Fig. 2: Time-lapse crystallography and the matched Mg²⁺-reaction state ternary complex.

a Time-lapse x-ray crystallography protocol. Ground state ternary complex crystals (GS, yellow) were grown by mixing pol λ, gapped DNA substrate, nucleotide (dNTP), CaCl₂ and precipitants. Ground state (GS) crystals were then soaked in a cryo-solution containing 50 mM Mg²⁺ (green arrow) or 50 mM Mn²⁺ (purple arrow) to initiate the reaction in the crystal. Crystals were frozen after increasing incubation times (central black arrow) and the structures of the intermediate complexes at increasing degrees of product formation (% incorporation) were determined. b Matched Mg²⁺-reaction state (RS_Mg) structure after a 2 min soak. Partial bond breakage in substrate (P_α–P_β of TTP) and bond formation in product (primer O3´–P_α of TTP) is visible, with inversion about P_α and concurrent PP_i formation. Rotation of Asp427 and presence of Mg²⁺ in the nucleotide metal site (Mg_n) and Mg²⁺/Na⁺ (Mg_c/Na_c) in the catalytic metal site, is shown. Appearance of an alternate water molecule to coordinate the catalytic metal site (Mg_c/Na_c) upon Asp427 rotation is indicated with a red arrow. Active site aspartates are shown in yellow stick representation, the incoming nucleotide in green, DNA in cyan. Mg²⁺ and Na⁺ are shown as green and purple spheres, respectively, water molecules are blue. The simulated annealing omit (F_o-F_c) density (green mesh) shown is contoured at 3σ, carve radius 2.0 Å. c Comparison of the Mg²⁺-reaction (RS_Mg) and ground state (Ca²⁺-GS) ternary complexes.
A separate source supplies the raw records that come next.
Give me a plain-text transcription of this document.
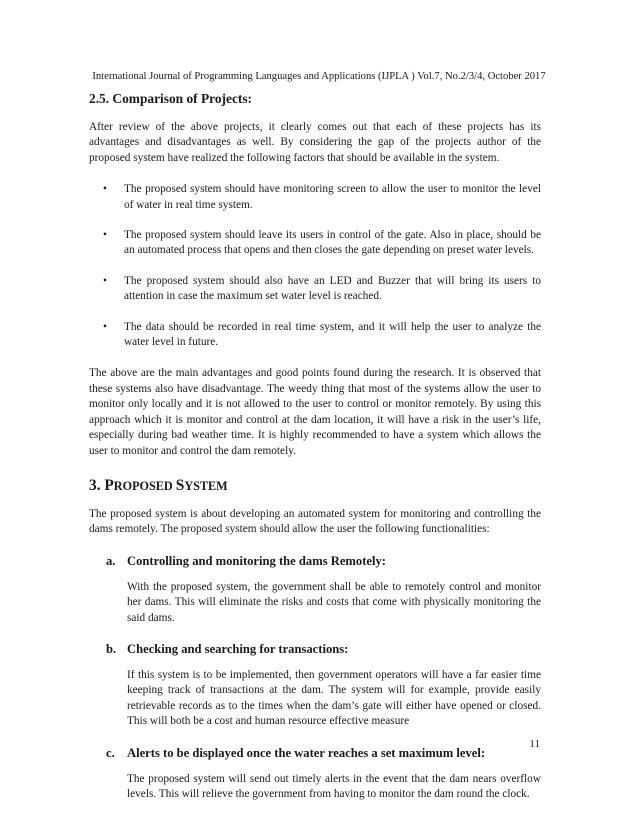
International Journal of Programming Languages and Applications (IJPLA ) Vol.7, No.2/3/4, October 2017
2.5. Comparison of Projects:

After review of the above projects, it clearly comes out that each of these projects has its advantages and disadvantages as well. By considering the gap of the projects author of the proposed system have realized the following factors that should be available in the system.

• The proposed system should have monitoring screen to allow the user to monitor the level of water in real time system.
• The proposed system should leave its users in control of the gate. Also in place, should be an automated process that opens and then closes the gate depending on preset water levels.
• The proposed system should also have an LED and Buzzer that will bring its users to attention in case the maximum set water level is reached.
• The data should be recorded in real time system, and it will help the user to analyze the water level in future.

The above are the main advantages and good points found during the research. It is observed that these systems also have disadvantage. The weedy thing that most of the systems allow the user to monitor only locally and it is not allowed to the user to control or monitor remotely. By using this approach which it is monitor and control at the dam location, it will have a risk in the user’s life, especially during bad weather time. It is highly recommended to have a system which allows the user to monitor and control the dam remotely.

3. PROPOSED SYSTEM

The proposed system is about developing an automated system for monitoring and controlling the dams remotely. The proposed system should allow the user the following functionalities:

a. Controlling and monitoring the dams Remotely:
With the proposed system, the government shall be able to remotely control and monitor her dams. This will eliminate the risks and costs that come with physically monitoring the said dams.
b. Checking and searching for transactions:
If this system is to be implemented, then government operators will have a far easier time keeping track of transactions at the dam. The system will for example, provide easily retrievable records as to the times when the dam’s gate will either have opened or closed. This will both be a cost and human resource effective measure
c. Alerts to be displayed once the water reaches a set maximum level:
The proposed system will send out timely alerts in the event that the dam nears overflow levels. This will relieve the government from having to monitor the dam round the clock.
11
The Ca²⁺-GS complex is shown in yellow, RS_Mg is in magenta and are otherwise displayed as in (b). Ca²⁺ is shown as an orange sphere. The primer terminal (P_n) and preceding (P_n-1) nucleotides are indicated. The overlay was generated by superimposition of C_α atoms of the respective palm domains (residues 386–494).